In a very real sense, what the Occupiers are responding to is the nation's current economic and social unsustainability.  The two are interlinked -- you can't have a healthy society funded by a broken economy, and you can't operate a healthy economy in a broken society -- but they're not identical.  The amorphous crowds in major American cities don't yet know how to fix this pair of intertwined problems.  Of course, neither does the total assembly of elected officials.  Nor all the lobbyists and tank-thinkers in America stacked end to end.  Nor the higher education community.

Should more jobs, better jobs be a goal?  More affordable, better quality education?  Could a more equitable distribution of income and wealth make that possible?  Could a more functional political system make it happen?  Probably.  Perhaps.  I don't know.  They don't know.

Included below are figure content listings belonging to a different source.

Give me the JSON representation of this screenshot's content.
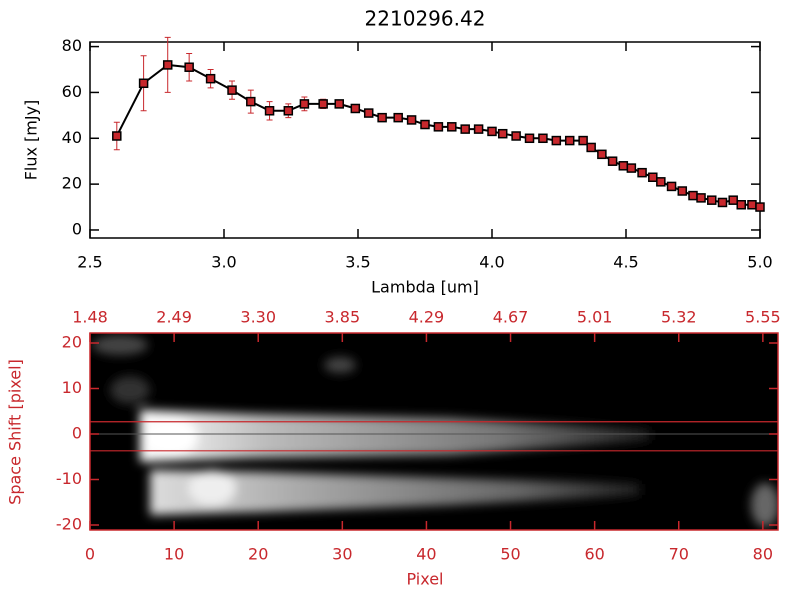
{
  "chart_data": [
    {
      "type": "line",
      "title": "2210296.42",
      "xlabel": "Lambda [um]",
      "ylabel": "Flux [mJy]",
      "xlim": [
        2.5,
        5.0
      ],
      "xticks": [
        2.5,
        {
          "value": 3,
          "label": "3.0"
        },
        3.5,
        {
          "value": 4,
          "label": "4.0"
        },
        4.5,
        {
          "value": 5,
          "label": "5.0"
        }
      ],
      "ylim": [
        -3.5,
        82
      ],
      "yticks": [
        0,
        20,
        40,
        60,
        80
      ],
      "axis_color": "#000000",
      "series": [
        {
          "name": "Flux",
          "color": "#000000",
          "marker_color": "#c8282d",
          "error_color": "#c8282d",
          "x": [
            2.6,
            2.7,
            2.79,
            2.87,
            2.95,
            3.03,
            3.1,
            3.17,
            3.24,
            3.3,
            3.37,
            3.43,
            3.49,
            3.54,
            3.59,
            3.65,
            3.7,
            3.75,
            3.8,
            3.85,
            3.9,
            3.95,
            4.0,
            4.04,
            4.09,
            4.14,
            4.19,
            4.24,
            4.29,
            4.34,
            4.37,
            4.41,
            4.45,
            4.49,
            4.52,
            4.56,
            4.6,
            4.63,
            4.67,
            4.71,
            4.75,
            4.78,
            4.82,
            4.86,
            4.9,
            4.93,
            4.97,
            5.0
          ],
          "values": [
            41,
            64,
            72,
            71,
            66,
            61,
            56,
            52,
            52,
            55,
            55,
            55,
            53,
            51,
            49,
            49,
            48,
            46,
            45,
            45,
            44,
            44,
            43,
            42,
            41,
            40,
            40,
            39,
            39,
            39,
            36,
            33,
            30,
            28,
            27,
            25,
            23,
            21,
            19,
            17,
            15,
            14,
            13,
            12,
            13,
            11,
            11,
            10
          ],
          "errors": [
            6,
            12,
            12,
            6,
            4,
            4,
            5,
            4,
            3,
            3,
            2,
            1,
            1,
            1,
            1,
            1,
            1,
            1,
            1,
            1,
            1,
            1,
            1,
            1,
            1,
            1,
            1,
            1,
            1,
            1,
            1,
            1,
            1,
            1,
            1,
            1,
            1,
            1,
            1,
            1,
            1,
            1,
            1,
            1,
            1,
            1,
            1,
            1
          ]
        }
      ]
    },
    {
      "type": "image",
      "xlabel": "Pixel",
      "ylabel": "Space Shift [pixel]",
      "xlim": [
        0,
        81.8
      ],
      "xticks": [
        0,
        10,
        20,
        30,
        40,
        50,
        60,
        70,
        80
      ],
      "x2ticks": [
        {
          "value": 0,
          "label": "1.48"
        },
        {
          "value": 10,
          "label": "2.49"
        },
        {
          "value": 20,
          "label": "3.30"
        },
        {
          "value": 30,
          "label": "3.85"
        },
        {
          "value": 40,
          "label": "4.29"
        },
        {
          "value": 50,
          "label": "4.67"
        },
        {
          "value": 60,
          "label": "5.01"
        },
        {
          "value": 70,
          "label": "5.32"
        },
        {
          "value": 80,
          "label": "5.55"
        }
      ],
      "ylim": [
        -21.1,
        22.2
      ],
      "yticks": [
        -20,
        -10,
        0,
        10,
        20
      ],
      "axis_color": "#c8282d",
      "hlines": [
        2.7,
        -3.7
      ],
      "hline_color": "#c8282d"
    }
  ]
}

But what the Occupiers, in all their inchoateness, do know and express with their words and their bodies, is that the current state of things has got to change.  What they're accomplishing, and what they'll (likely after a winter-time lull) begin to accomplish more successfully, is to build public awareness that all of us really do know what each of us individually knows -- this isn't working.  It isn't working for the people.  It certainly isn't being worked (operated) by the people.  Yet we don't want it to perish from the Earth.  We want to sustain our society.  And ourselves.